This is a known “bug” that was seen for long, even from the times of Llama, and one of the reasons why Llama was axed as it did exactly this but more often that the current model. The current one still does it, at the time of release it was rare, but I guess it has become often after several updates. I still find it rare, but the most characters I had at the same time in the current model was five and I find this a rare occurrence, but that is my own experience.
There is a way to dampen this though, which worked in Llama partially. Keep in mind, this is just a “dampen”, as I suspect that due to the way LLMs work, every model in existence would fall to this.
When writing the descriptions of the characters, use three dashes (—) to separate each character. For example:
---
# Character A
<Your description here>
---
# Character B
<Your description here>
---
# Character C
<Your description here>
This is not a fix, but should help it making more rare. Hope this helps though.


What you are describing may be suited for the AI Story Generator assuming you start the run leaving the instructions on total blank and use the “What should happen next?” box as the way to perform actions declaring them on any of the characters that appear on the run.
An even more austere version would be the Prompt Tester assuming you give it the minimal instruction of “Make me a random adventure” or similar and then to continue it paste the contents of the output box in the input box with the extra instruction being “Continue this adventure when <what you are meant to perform next>”.

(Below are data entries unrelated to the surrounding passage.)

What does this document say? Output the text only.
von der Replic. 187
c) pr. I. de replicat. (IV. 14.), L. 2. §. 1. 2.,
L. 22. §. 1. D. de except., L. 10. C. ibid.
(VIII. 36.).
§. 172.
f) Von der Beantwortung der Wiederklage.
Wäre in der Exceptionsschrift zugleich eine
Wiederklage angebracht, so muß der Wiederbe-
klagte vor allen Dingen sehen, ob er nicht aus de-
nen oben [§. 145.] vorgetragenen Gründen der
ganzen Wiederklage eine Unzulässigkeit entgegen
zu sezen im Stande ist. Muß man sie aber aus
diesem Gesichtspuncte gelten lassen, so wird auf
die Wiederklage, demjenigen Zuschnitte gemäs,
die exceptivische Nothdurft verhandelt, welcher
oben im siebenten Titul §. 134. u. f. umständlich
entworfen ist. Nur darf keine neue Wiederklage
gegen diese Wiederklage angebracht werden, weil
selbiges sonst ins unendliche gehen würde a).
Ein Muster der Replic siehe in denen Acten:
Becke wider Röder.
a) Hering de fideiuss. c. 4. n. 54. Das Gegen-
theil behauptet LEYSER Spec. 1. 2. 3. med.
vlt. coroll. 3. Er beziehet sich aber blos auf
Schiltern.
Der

I should give you a fair warning given how detailed is the story you are putting as a bounty as I imagine you expect that degree of depth in your runs. With the current state of the model, such projects are nearly impossible and would lead to extreme frustration. The best use of the current model are short 1hr-2hr long projects where you aim for a laugh and not quality or consistency.
If you do have the resources, I’d suggest to check the code of the aforementioned generators, as well as the page of the ai-text-plugin to see how to program them and just run your project locally using the resources listed by TRBoom prior. I’ve heard that SillyTavern is also a good alternative. Then again, this all depends on how much hardware you are willing to use.